De acuerdo con el brazo ejecutivo de la Unión Europea (UE), la compañía utilizó la configuración de su tienda de aplicaciones, Google Play, y la arquitectura de su motor de búsqueda para direccionar de forma preferente a los usuarios hacia sus propios servicios y aplicaciones, perjudicando el posicionamiento de desarrolladores y plataformas competidoras.

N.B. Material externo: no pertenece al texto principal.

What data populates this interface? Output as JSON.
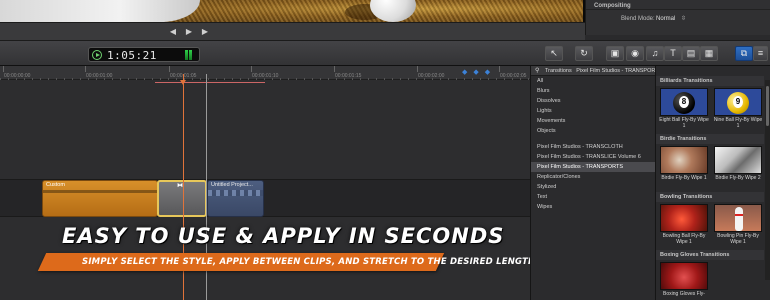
{
  "inspector": {
    "title": "Compositing",
    "blend_label": "Blend Mode:",
    "blend_value": "Normal"
  },
  "transport": {
    "prev_icon": "skip-back-icon",
    "play_icon": "play-icon",
    "next_icon": "skip-forward-icon"
  },
  "toolbar": {
    "timecode": "00:00:01:05:21",
    "timecode_display": "1:05:21",
    "tools": [
      "select-tool-icon",
      "retime-icon",
      "clip-appearance-icon",
      "camera-icon",
      "music-icon",
      "title-icon",
      "generator-icon",
      "theme-icon",
      "transition-browser-icon"
    ]
  },
  "timeline": {
    "ruler": [
      "00:00:00:00",
      "00:00:01:00",
      "00:00:01:05",
      "00:00:01:10",
      "00:00:01:15",
      "00:00:02:00",
      "00:00:02:05"
    ],
    "clip1_label": "Custom",
    "clip2_label": "Untitled Project..."
  },
  "banner": {
    "headline": "EASY TO USE & APPLY IN SECONDS",
    "subline": "SIMPLY SELECT THE STYLE, APPLY BETWEEN CLIPS, AND STRETCH TO THE DESIRED LENGTH"
  },
  "browser": {
    "header": "Transitions",
    "crumb": "Pixel Film Studios - TRANSPORTS",
    "categories": [
      "All",
      "Blurs",
      "Dissolves",
      "Lights",
      "Movements",
      "Objects",
      "Pixel Film Studios - TRANSCLOTH",
      "Pixel Film Studios - TRANSLICE Volume 6",
      "Pixel Film Studios - TRANSPORTS",
      "Replicator/Clones",
      "Stylized",
      "Text",
      "Wipes"
    ],
    "selected_index": 8
  },
  "gallery": {
    "groups": [
      {
        "title": "Billiards Transitions",
        "items": [
          "Eight Ball Fly-By Wipe 1",
          "Nine Ball Fly-By Wipe 1"
        ]
      },
      {
        "title": "Birdie Transitions",
        "items": [
          "Birdie Fly-By Wipe 1",
          "Birdie Fly-By Wipe 2"
        ]
      },
      {
        "title": "Bowling Transitions",
        "items": [
          "Bowling Ball Fly-By Wipe 1",
          "Bowling Pin Fly-By Wipe 1"
        ]
      },
      {
        "title": "Boxing Gloves Transitions",
        "items": [
          "Boxing Gloves Fly-"
        ]
      }
    ]
  },
  "colors": {
    "accent": "#dd6a1b",
    "playhead": "#e0733a",
    "selection": "#e7c75a",
    "tool_active": "#2f6fc4"
  }
}
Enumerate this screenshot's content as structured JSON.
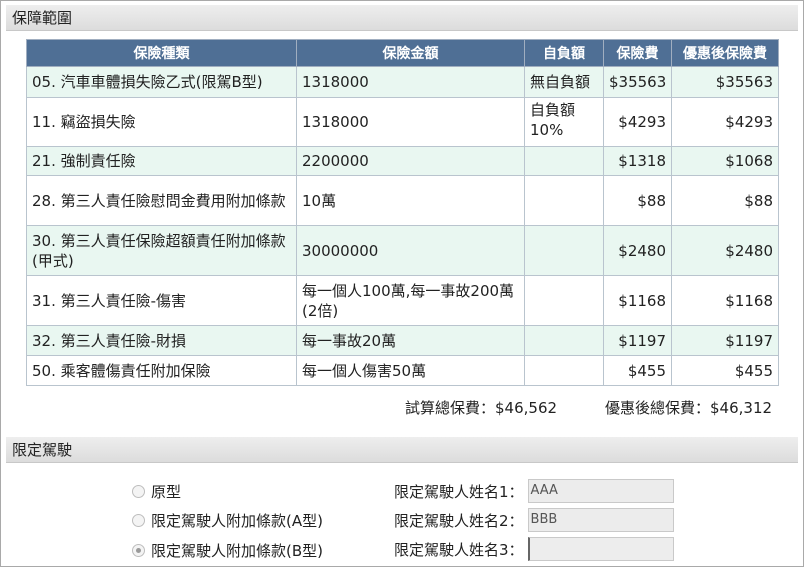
{
  "coverage": {
    "title": "保障範圍",
    "headers": [
      "保險種類",
      "保險金額",
      "自負額",
      "保險費",
      "優惠後保險費"
    ],
    "rows": [
      {
        "type": "05. 汽車車體損失險乙式(限駕B型)",
        "amount": "1318000",
        "deductible": "無自負額",
        "premium": "$35563",
        "discounted": "$35563"
      },
      {
        "type": "11. 竊盜損失險",
        "amount": "1318000",
        "deductible": "自負額10%",
        "premium": "$4293",
        "discounted": "$4293"
      },
      {
        "type": "21. 強制責任險",
        "amount": "2200000",
        "deductible": "",
        "premium": "$1318",
        "discounted": "$1068"
      },
      {
        "type": "28. 第三人責任險慰問金費用附加條款",
        "amount": "10萬",
        "deductible": "",
        "premium": "$88",
        "discounted": "$88"
      },
      {
        "type": "30. 第三人責任保險超額責任附加條款(甲式)",
        "amount": "30000000",
        "deductible": "",
        "premium": "$2480",
        "discounted": "$2480"
      },
      {
        "type": "31. 第三人責任險-傷害",
        "amount": "每一個人100萬,每一事故200萬(2倍)",
        "deductible": "",
        "premium": "$1168",
        "discounted": "$1168"
      },
      {
        "type": "32. 第三人責任險-財損",
        "amount": "每一事故20萬",
        "deductible": "",
        "premium": "$1197",
        "discounted": "$1197"
      },
      {
        "type": "50. 乘客體傷責任附加保險",
        "amount": "每一個人傷害50萬",
        "deductible": "",
        "premium": "$455",
        "discounted": "$455"
      }
    ],
    "total_label": "試算總保費：$46,562",
    "discount_total_label": "優惠後總保費：$46,312"
  },
  "driver": {
    "title": "限定駕駛",
    "options": [
      {
        "label": "原型",
        "checked": false
      },
      {
        "label": "限定駕駛人附加條款(A型)",
        "checked": false
      },
      {
        "label": "限定駕駛人附加條款(B型)",
        "checked": true
      }
    ],
    "names": [
      {
        "label": "限定駕駛人姓名1：",
        "value": "AAA"
      },
      {
        "label": "限定駕駛人姓名2：",
        "value": "BBB"
      },
      {
        "label": "限定駕駛人姓名3：",
        "value": ""
      }
    ]
  },
  "colors": {
    "header_bg": "#4f6f95",
    "row_alt": "#e9f7f1"
  }
}
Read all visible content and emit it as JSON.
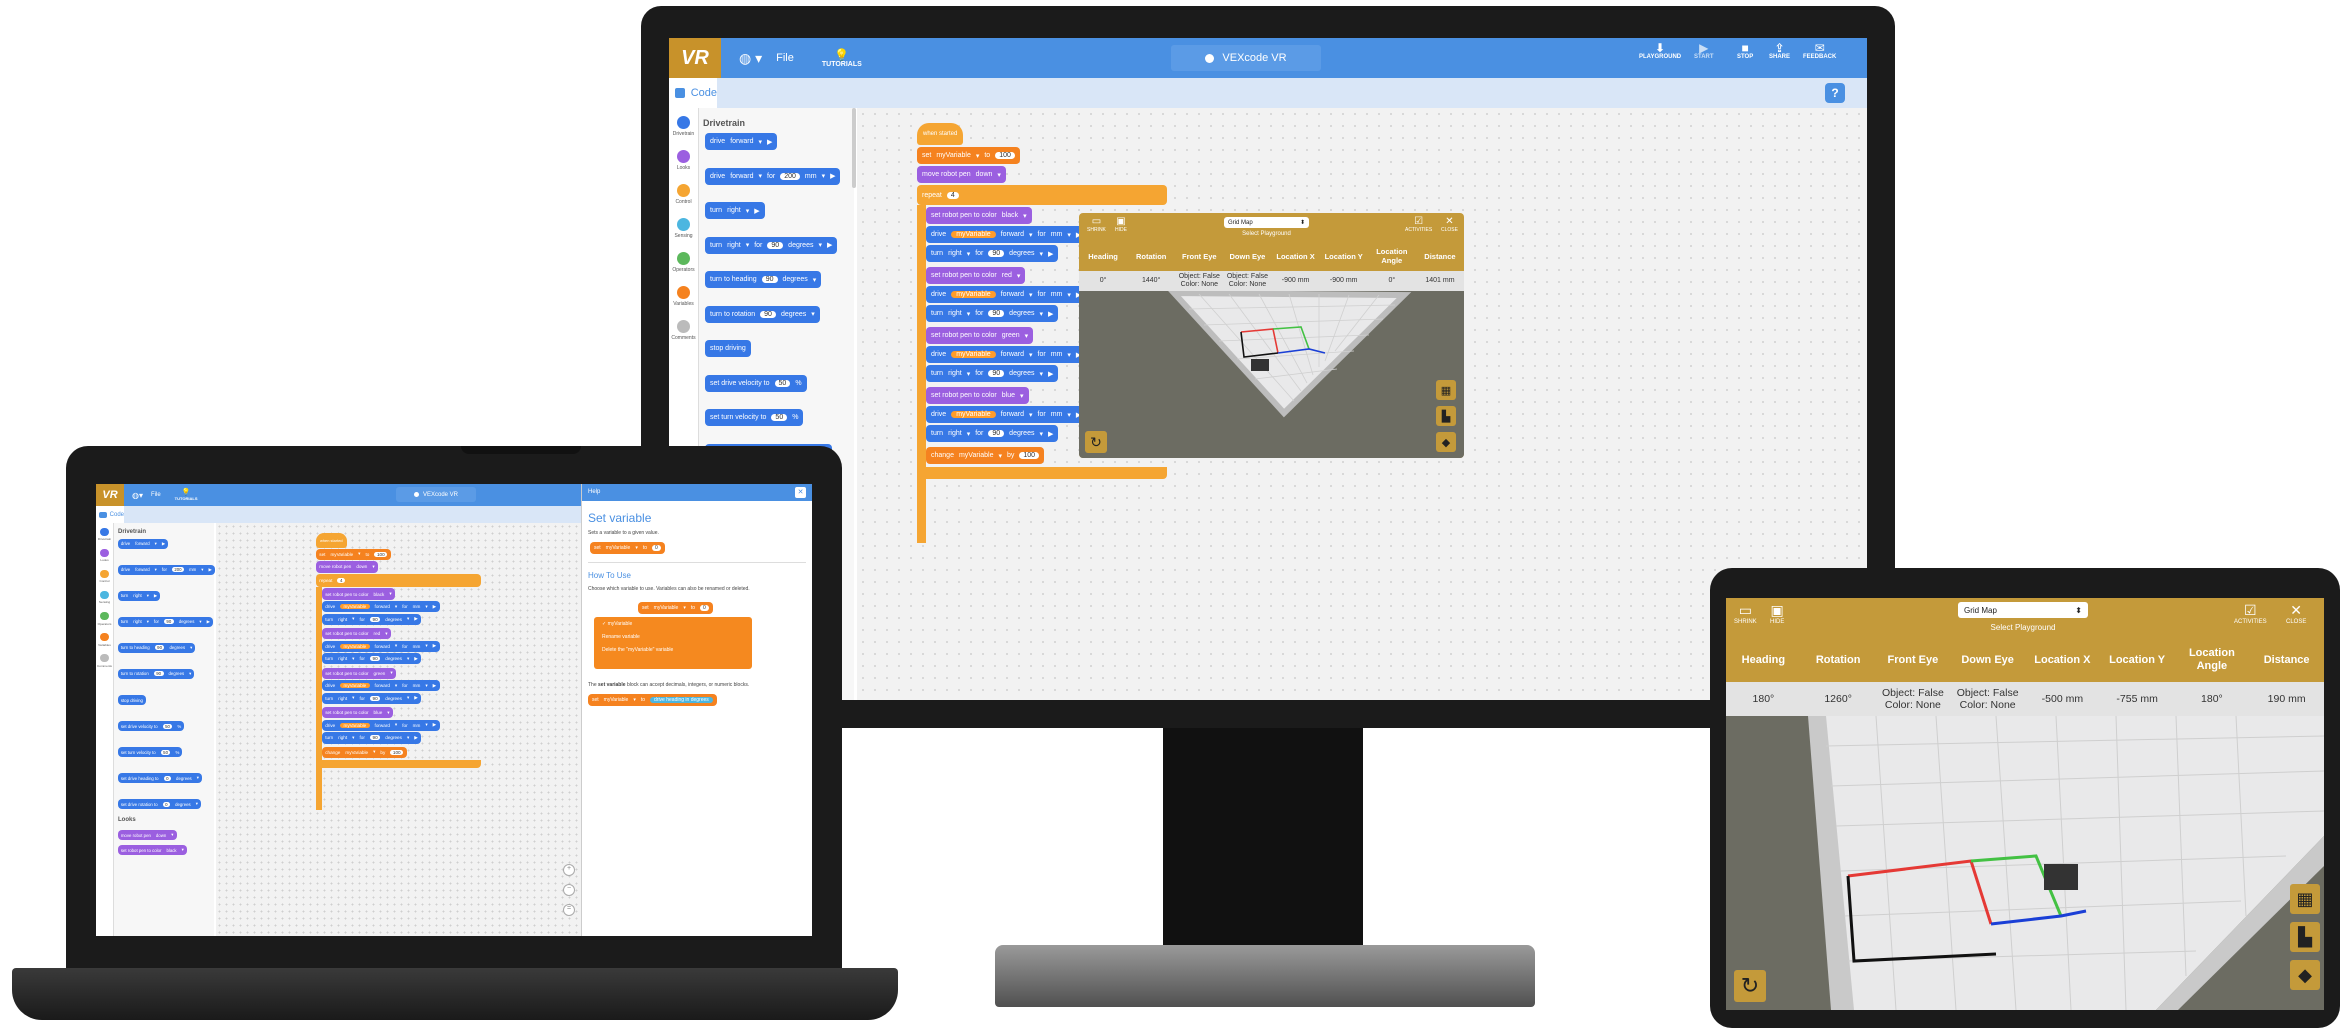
{
  "app": {
    "logo": "VR",
    "file_label": "File",
    "tutorials_label": "TUTORIALS",
    "project_name": "VEXcode VR",
    "toolbar": {
      "playground": "PLAYGROUND",
      "start": "START",
      "stop": "STOP",
      "shared": "SHARE",
      "feedback": "FEEDBACK"
    },
    "code_tab": "Code",
    "icons": [
      "globe-icon",
      "lightbulb-icon",
      "download-icon",
      "play-icon",
      "stop-icon",
      "share-icon",
      "feedback-icon",
      "help-icon"
    ]
  },
  "categories": [
    {
      "label": "Drivetrain",
      "color": "#3778e6"
    },
    {
      "label": "Looks",
      "color": "#9b5fe0"
    },
    {
      "label": "Control",
      "color": "#f5a532"
    },
    {
      "label": "Sensing",
      "color": "#4cb6e0"
    },
    {
      "label": "Operators",
      "color": "#5cb85c"
    },
    {
      "label": "Variables",
      "color": "#f5821f"
    },
    {
      "label": "Comments",
      "color": "#bbbbbb"
    }
  ],
  "palette": {
    "heading": "Drivetrain",
    "looks_heading": "Looks",
    "blocks": [
      {
        "text": "drive",
        "dd": "forward"
      },
      {
        "text": "drive",
        "dd": "forward",
        "for": "for",
        "num": "200",
        "unit": "mm"
      },
      {
        "text": "turn",
        "dd": "right"
      },
      {
        "text": "turn",
        "dd": "right",
        "for": "for",
        "num": "90",
        "unit": "degrees"
      },
      {
        "text": "turn to heading",
        "num": "90",
        "unit": "degrees"
      },
      {
        "text": "turn to rotation",
        "num": "90",
        "unit": "degrees"
      },
      {
        "text": "stop driving"
      },
      {
        "text": "set drive velocity to",
        "num": "50",
        "unit": "%"
      },
      {
        "text": "set turn velocity to",
        "num": "50",
        "unit": "%"
      },
      {
        "text": "set drive heading to",
        "num": "0",
        "unit": "degrees"
      },
      {
        "text": "set drive rotation to",
        "num": "0",
        "unit": "degrees"
      }
    ],
    "looks_blocks": [
      {
        "text": "move robot pen",
        "dd": "down"
      },
      {
        "text": "set robot pen to color",
        "dd": "black"
      }
    ]
  },
  "script": {
    "hat": "when started",
    "set": {
      "text": "set",
      "var": "myVariable",
      "to": "to",
      "num": "100"
    },
    "pen": {
      "text": "move robot pen",
      "dd": "down"
    },
    "repeat": {
      "text": "repeat",
      "num": "4"
    },
    "colors": [
      "black",
      "red",
      "green",
      "blue"
    ],
    "color_block": "set robot pen to color",
    "drive": {
      "text": "drive",
      "dd": "forward",
      "for": "for",
      "var": "myVariable",
      "unit": "mm"
    },
    "turn": {
      "text": "turn",
      "dd": "right",
      "for": "for",
      "num": "90",
      "unit": "degrees"
    },
    "change": {
      "text": "change",
      "var": "myVariable",
      "by": "by",
      "num": "100"
    }
  },
  "playground": {
    "select_label": "Grid Map",
    "select_caption": "Select Playground",
    "buttons": {
      "shrink": "SHRINK",
      "hide": "HIDE",
      "activities": "ACTIVITIES",
      "close": "CLOSE"
    },
    "headers": [
      "Heading",
      "Rotation",
      "Front Eye",
      "Down Eye",
      "Location X",
      "Location Y",
      "Location Angle",
      "Distance"
    ],
    "monitor_values": [
      "0°",
      "1440°",
      "Object: False Color: None",
      "Object: False Color: None",
      "-900 mm",
      "-900 mm",
      "0°",
      "1401 mm"
    ],
    "tablet_values": [
      "180°",
      "1260°",
      "Object: False Color: None",
      "Object: False Color: None",
      "-500 mm",
      "-755 mm",
      "180°",
      "190 mm"
    ],
    "colors": {
      "gold": "#c49a3a",
      "line_red": "#e53935",
      "line_green": "#43c143",
      "line_blue": "#1a3fd6"
    }
  },
  "help": {
    "title": "Help",
    "heading": "Set variable",
    "desc": "Sets a variable to a given value.",
    "how_to": "How To Use",
    "how_desc": "Choose which variable to use. Variables can also be renamed or deleted.",
    "block": {
      "text": "set",
      "var": "myVariable",
      "to": "to",
      "num": "0"
    },
    "menu": [
      "myVariable",
      "Rename variable",
      "Delete the \"myVariable\" variable"
    ],
    "footer_pre": "The",
    "footer_bold": "set variable",
    "footer_post": "block can accept decimals, integers, or numeric blocks.",
    "example": {
      "text": "set",
      "var": "myVariable",
      "to": "to",
      "val": "drive heading in degrees"
    }
  }
}
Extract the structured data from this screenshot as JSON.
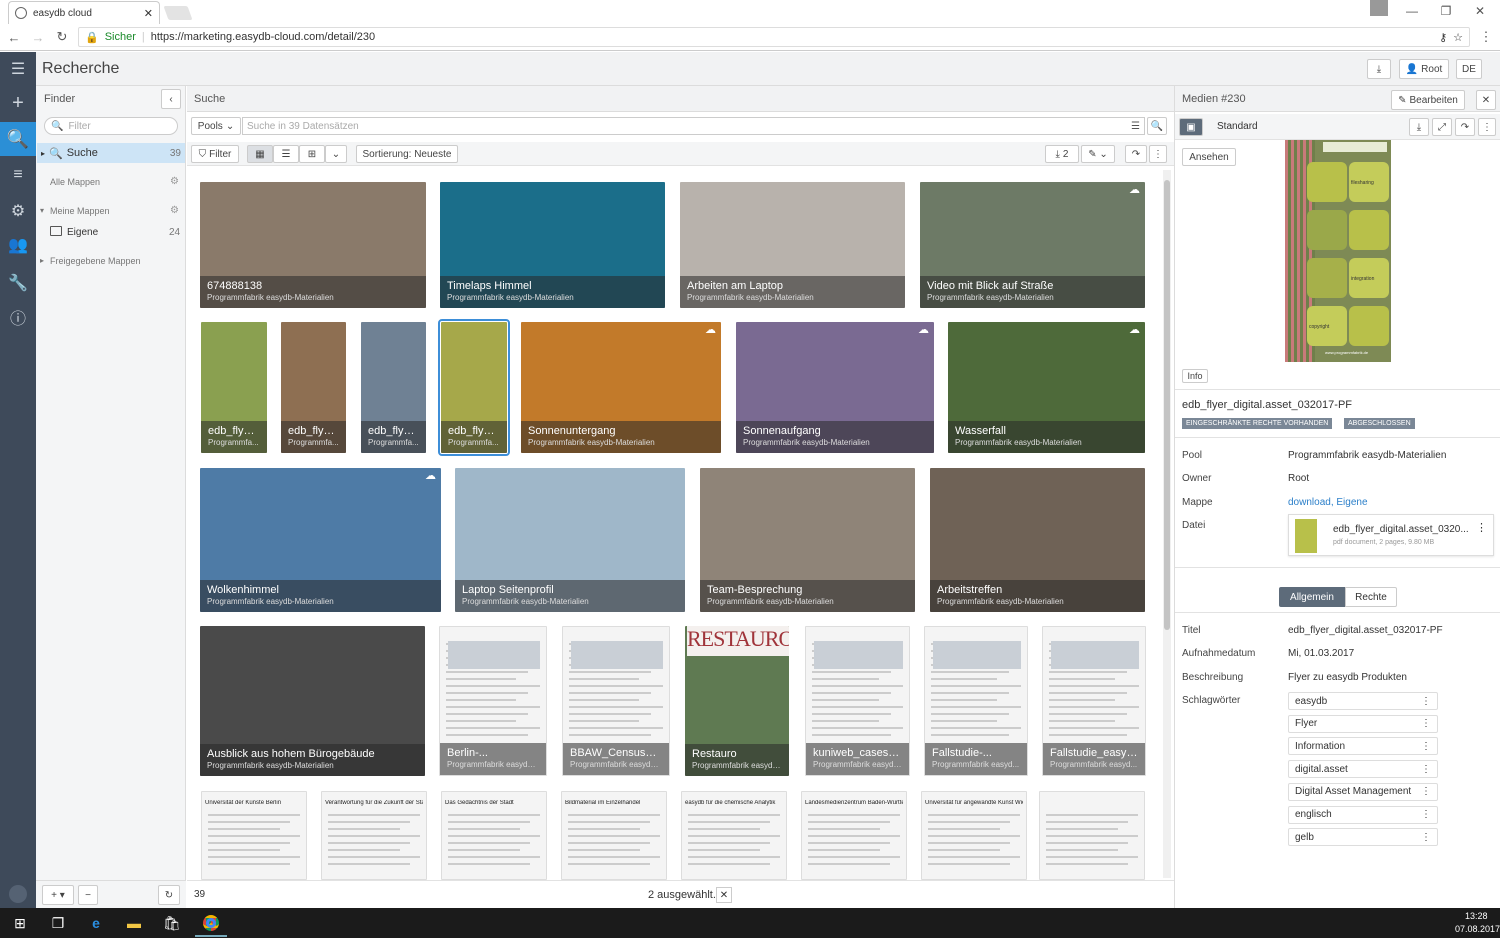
{
  "browser": {
    "tab_title": "easydb cloud",
    "secure_label": "Sicher",
    "url": "https://marketing.easydb-cloud.com/detail/230"
  },
  "header": {
    "title": "Recherche",
    "root_label": "Root",
    "lang_label": "DE"
  },
  "finder": {
    "title": "Finder",
    "filter_placeholder": "Filter",
    "search_label": "Suche",
    "search_count": "39",
    "all_folders": "Alle Mappen",
    "my_folders": "Meine Mappen",
    "own_folder": "Eigene",
    "own_count": "24",
    "shared_folders": "Freigegebene Mappen"
  },
  "search": {
    "title": "Suche",
    "pools_label": "Pools",
    "placeholder": "Suche in 39 Datensätzen",
    "filter_label": "Filter",
    "sort_label": "Sortierung: Neueste",
    "download_count": "2",
    "total": "39",
    "selected_label": "2 ausgewählt."
  },
  "tiles": [
    {
      "title": "674888138",
      "pool": "Programmfabrik easydb-Materialien",
      "color": "#8a7a6a"
    },
    {
      "title": "Timelaps Himmel",
      "pool": "Programmfabrik easydb-Materialien",
      "color": "#1b6e8a"
    },
    {
      "title": "Arbeiten am Laptop",
      "pool": "Programmfabrik easydb-Materialien",
      "color": "#b8b2ac"
    },
    {
      "title": "Video mit Blick auf Straße",
      "pool": "Programmfabrik easydb-Materialien",
      "color": "#6d7a66"
    },
    {
      "title": "edb_flyer...",
      "pool": "Programmfa...",
      "color": "#8aa050"
    },
    {
      "title": "edb_flyer...",
      "pool": "Programmfa...",
      "color": "#8e6f52"
    },
    {
      "title": "edb_flyer...",
      "pool": "Programmfa...",
      "color": "#6f8194"
    },
    {
      "title": "edb_flyer...",
      "pool": "Programmfa...",
      "color": "#a6a84a"
    },
    {
      "title": "Sonnenuntergang",
      "pool": "Programmfabrik easydb-Materialien",
      "color": "#c27a2a"
    },
    {
      "title": "Sonnenaufgang",
      "pool": "Programmfabrik easydb-Materialien",
      "color": "#7a6a92"
    },
    {
      "title": "Wasserfall",
      "pool": "Programmfabrik easydb-Materialien",
      "color": "#4e6a3a"
    },
    {
      "title": "Wolkenhimmel",
      "pool": "Programmfabrik easydb-Materialien",
      "color": "#4e7ba6"
    },
    {
      "title": "Laptop Seitenprofil",
      "pool": "Programmfabrik easydb-Materialien",
      "color": "#9fb7c9"
    },
    {
      "title": "Team-Besprechung",
      "pool": "Programmfabrik easydb-Materialien",
      "color": "#8f8478"
    },
    {
      "title": "Arbeitstreffen",
      "pool": "Programmfabrik easydb-Materialien",
      "color": "#6f6256"
    },
    {
      "title": "Ausblick aus hohem Bürogebäude",
      "pool": "Programmfabrik easydb-Materialien",
      "color": "#4a4a4a"
    },
    {
      "title": "Berlin-...",
      "pool": "Programmfabrik easydb-...",
      "color": "#e8e8e8"
    },
    {
      "title": "BBAW_Census_Cas...",
      "pool": "Programmfabrik easydb-...",
      "color": "#e8e8e8"
    },
    {
      "title": "Restauro",
      "pool": "Programmfabrik easydb...",
      "color": "#5f7a52"
    },
    {
      "title": "kuniweb_casestud...",
      "pool": "Programmfabrik easydb...",
      "color": "#e8e8e8"
    },
    {
      "title": "Fallstudie-...",
      "pool": "Programmfabrik easyd...",
      "color": "#e8e8e8"
    },
    {
      "title": "Fallstudie_easydb...",
      "pool": "Programmfabrik easyd...",
      "color": "#e8e8e8"
    }
  ],
  "doc_headers": [
    "Universität der Künste Berlin",
    "Verantwortung für die Zukunft der Stadt",
    "Das Gedächtnis der Stadt",
    "Bildmaterial im Einzelhandel",
    "easydb für die chemische Analytik",
    "Landesmedienzentrum Baden-Württemberg",
    "Universität für angewandte Kunst Wien",
    ""
  ],
  "restauro_word": "RESTAURO",
  "detail": {
    "title": "Medien #230",
    "edit_label": "Bearbeiten",
    "mask_label": "Standard",
    "view_label": "Ansehen",
    "info_label": "Info",
    "filename": "edb_flyer_digital.asset_032017-PF",
    "badge1": "EINGESCHRÄNKTE RECHTE VORHANDEN",
    "badge2": "ABGESCHLOSSEN",
    "pool_label": "Pool",
    "pool_value": "Programmfabrik easydb-Materialien",
    "owner_label": "Owner",
    "owner_value": "Root",
    "folder_label": "Mappe",
    "folder_link1": "download",
    "folder_sep": ",",
    "folder_link2": "Eigene",
    "file_label": "Datei",
    "file_name": "edb_flyer_digital.asset_0320...",
    "file_meta": "pdf document,  2 pages,  9.80 MB",
    "tab_general": "Allgemein",
    "tab_rights": "Rechte",
    "title_label": "Titel",
    "title_value": "edb_flyer_digital.asset_032017-PF",
    "date_label": "Aufnahmedatum",
    "date_value": "Mi, 01.03.2017",
    "desc_label": "Beschreibung",
    "desc_value": "Flyer zu easydb Produkten",
    "keywords_label": "Schlagwörter",
    "keywords": [
      "easydb",
      "Flyer",
      "Information",
      "digital.asset",
      "Digital Asset Management",
      "englisch",
      "gelb"
    ],
    "flyer_labels": [
      "filesharing",
      "integration",
      "copyright",
      "www.programmfabrik.de"
    ]
  },
  "taskbar": {
    "time": "13:28",
    "date": "07.08.2017"
  }
}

Tensiones geopolíticas y regulación tecnológica
La resolución antimonopolio representa un nuevo capítulo en la estrategia regulatoria de Bruselas sobre las grandes corporaciones tecnológicas de Silicon Valley y China.
El fallo se produce en un contexto de fricción diplomática con la administración del presidente de los Estados Unidos, Donald Trump, quien previamente ha cuestionado los expedientes sancionatorios del bloque comunitario contra firmas estadounidenses y amenazado con aplicar medidas de respuesta comercial.
Antecedentes judiciales de la compañía
La decisión se suma a resoluciones judiciales previas del entorno regulatorio europeo hacia la multinacional de Mountain View:
- Sanciones previas: Recientemente, la empresa agotó sin éxito las vías de apelación frente a una multa de 4.500 millones de dólares vinculada al abuso de posición dominante en el sistema operativo Android.
- Postura de la Comisión: La autoridad antimonopolio sostuvo que la medida busca salvaguardar la libre elección de los usuarios y garantizar un terreno de competencia equitativo para los actores del mercado digital en los 27 países miembros del bloque.